Time can be like a goose that flies over your head. You have to get a throwing stick, hunker down and wait for it to fly by and knock it out of the air, then grab it by the neck and chop its head off, cut it open and pull out its guts, defeather and season it, put it on a spit and roast it slowly over a fire. You have to make it yours. If not, then it just flies past. Getting the goose implies more slowing down than gearing up.
I'm moved by things that are done deliberately as proof that we have the upper hand on time, and not time on us. I do not mean that we have unlimited time or that we have power over the amount of what time God gives to us; but that we are to see that God gives the time to us: that he doesn't give us over to time.

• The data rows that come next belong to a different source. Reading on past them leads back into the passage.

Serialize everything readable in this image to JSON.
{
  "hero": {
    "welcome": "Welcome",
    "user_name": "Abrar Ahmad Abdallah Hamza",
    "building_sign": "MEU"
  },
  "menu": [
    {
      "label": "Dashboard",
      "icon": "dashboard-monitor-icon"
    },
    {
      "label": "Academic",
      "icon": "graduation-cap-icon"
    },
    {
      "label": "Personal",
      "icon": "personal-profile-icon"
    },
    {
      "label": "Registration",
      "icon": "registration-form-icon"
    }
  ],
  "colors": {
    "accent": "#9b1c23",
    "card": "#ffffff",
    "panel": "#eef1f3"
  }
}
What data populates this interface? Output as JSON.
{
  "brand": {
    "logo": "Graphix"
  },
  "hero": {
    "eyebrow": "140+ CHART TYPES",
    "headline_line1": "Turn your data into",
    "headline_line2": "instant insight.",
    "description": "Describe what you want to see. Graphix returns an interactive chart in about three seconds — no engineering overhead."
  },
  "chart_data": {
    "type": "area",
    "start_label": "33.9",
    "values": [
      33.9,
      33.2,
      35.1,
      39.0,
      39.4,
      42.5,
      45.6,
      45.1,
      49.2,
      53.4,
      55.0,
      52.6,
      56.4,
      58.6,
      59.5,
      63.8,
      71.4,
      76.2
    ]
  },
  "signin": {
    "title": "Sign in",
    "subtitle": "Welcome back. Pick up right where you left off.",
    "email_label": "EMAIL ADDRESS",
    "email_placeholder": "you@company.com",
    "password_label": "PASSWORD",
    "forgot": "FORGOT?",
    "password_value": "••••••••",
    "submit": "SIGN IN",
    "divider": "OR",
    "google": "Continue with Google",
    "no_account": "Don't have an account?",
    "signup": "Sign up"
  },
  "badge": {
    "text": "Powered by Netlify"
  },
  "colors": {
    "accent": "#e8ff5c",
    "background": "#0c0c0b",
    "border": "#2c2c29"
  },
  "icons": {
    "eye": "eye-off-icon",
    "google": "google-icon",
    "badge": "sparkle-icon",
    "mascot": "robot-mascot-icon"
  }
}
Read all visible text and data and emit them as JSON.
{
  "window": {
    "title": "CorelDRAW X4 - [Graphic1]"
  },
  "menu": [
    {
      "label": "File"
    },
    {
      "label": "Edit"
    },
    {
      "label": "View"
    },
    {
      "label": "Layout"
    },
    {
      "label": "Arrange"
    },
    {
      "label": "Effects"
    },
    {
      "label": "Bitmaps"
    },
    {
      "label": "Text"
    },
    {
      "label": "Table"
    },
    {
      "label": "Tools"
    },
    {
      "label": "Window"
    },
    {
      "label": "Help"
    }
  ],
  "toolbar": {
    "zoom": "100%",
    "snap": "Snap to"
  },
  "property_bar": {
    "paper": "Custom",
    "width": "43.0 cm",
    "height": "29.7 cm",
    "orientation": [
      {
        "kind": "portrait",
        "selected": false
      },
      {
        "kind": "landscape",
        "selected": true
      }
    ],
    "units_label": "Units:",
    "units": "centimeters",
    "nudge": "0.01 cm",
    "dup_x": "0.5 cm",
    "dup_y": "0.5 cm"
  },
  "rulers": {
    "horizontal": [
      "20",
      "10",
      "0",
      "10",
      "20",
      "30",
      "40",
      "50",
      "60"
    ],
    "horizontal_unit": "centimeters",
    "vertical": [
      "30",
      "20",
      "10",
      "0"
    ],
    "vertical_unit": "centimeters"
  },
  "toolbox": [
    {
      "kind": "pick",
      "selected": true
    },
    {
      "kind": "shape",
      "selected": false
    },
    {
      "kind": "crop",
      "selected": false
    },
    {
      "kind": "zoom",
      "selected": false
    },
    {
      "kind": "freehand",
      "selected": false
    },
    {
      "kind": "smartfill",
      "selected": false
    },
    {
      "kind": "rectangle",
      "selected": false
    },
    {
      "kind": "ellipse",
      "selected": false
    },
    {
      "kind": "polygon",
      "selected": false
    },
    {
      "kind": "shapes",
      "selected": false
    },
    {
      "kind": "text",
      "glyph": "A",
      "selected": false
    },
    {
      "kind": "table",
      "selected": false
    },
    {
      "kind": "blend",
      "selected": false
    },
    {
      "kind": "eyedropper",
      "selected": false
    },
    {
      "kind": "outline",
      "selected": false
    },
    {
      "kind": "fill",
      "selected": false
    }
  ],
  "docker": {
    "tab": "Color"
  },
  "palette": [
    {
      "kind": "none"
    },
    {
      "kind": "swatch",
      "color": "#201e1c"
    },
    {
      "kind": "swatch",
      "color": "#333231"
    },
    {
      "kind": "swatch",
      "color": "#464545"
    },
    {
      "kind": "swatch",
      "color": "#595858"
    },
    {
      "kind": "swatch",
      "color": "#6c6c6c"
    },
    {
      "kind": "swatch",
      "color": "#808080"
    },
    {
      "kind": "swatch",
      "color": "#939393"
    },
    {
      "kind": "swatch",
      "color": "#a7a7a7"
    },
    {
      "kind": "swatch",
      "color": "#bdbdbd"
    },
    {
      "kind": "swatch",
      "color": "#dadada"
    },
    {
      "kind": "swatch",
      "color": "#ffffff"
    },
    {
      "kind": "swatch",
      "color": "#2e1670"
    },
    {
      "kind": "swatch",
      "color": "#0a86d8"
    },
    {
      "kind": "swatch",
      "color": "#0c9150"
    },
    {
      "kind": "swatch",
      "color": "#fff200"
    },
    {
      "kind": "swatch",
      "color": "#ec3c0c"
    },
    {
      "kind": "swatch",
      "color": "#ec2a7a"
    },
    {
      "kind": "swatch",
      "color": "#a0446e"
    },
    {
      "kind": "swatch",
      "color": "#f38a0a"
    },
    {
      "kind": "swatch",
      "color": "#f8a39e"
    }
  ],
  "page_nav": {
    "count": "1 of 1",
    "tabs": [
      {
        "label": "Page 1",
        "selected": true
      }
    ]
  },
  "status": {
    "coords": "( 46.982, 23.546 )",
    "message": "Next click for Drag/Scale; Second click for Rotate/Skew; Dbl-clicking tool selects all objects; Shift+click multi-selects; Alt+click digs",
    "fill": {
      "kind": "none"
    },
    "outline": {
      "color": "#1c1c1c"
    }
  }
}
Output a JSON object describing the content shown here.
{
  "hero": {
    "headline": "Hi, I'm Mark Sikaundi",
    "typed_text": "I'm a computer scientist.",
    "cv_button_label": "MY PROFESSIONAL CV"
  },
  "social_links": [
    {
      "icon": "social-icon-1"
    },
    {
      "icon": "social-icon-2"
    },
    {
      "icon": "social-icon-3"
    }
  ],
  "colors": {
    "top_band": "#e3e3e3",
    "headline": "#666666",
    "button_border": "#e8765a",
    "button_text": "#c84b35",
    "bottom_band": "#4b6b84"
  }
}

Time made for feasts and retreats - or as in some cultures, days given over for a marriage - are measures by which time is shown to be at our helm. Where we don't have the time is precisely where we are meant to chop off the goose's head. This is not to undermine priorities; but what if we don't meet our priorities well because we haven't seen to the more important priorities?
This is by way saying how much I like the idea of New York parishes having, on March 6 and 7, 24 hours of Confession. Creative Minority Report has the scoop here. I wish this could become a common thing in dioceses everywhere. Of course I also wish that parishes would have regular scheduled confession times longer than what they are and on more days than what they are.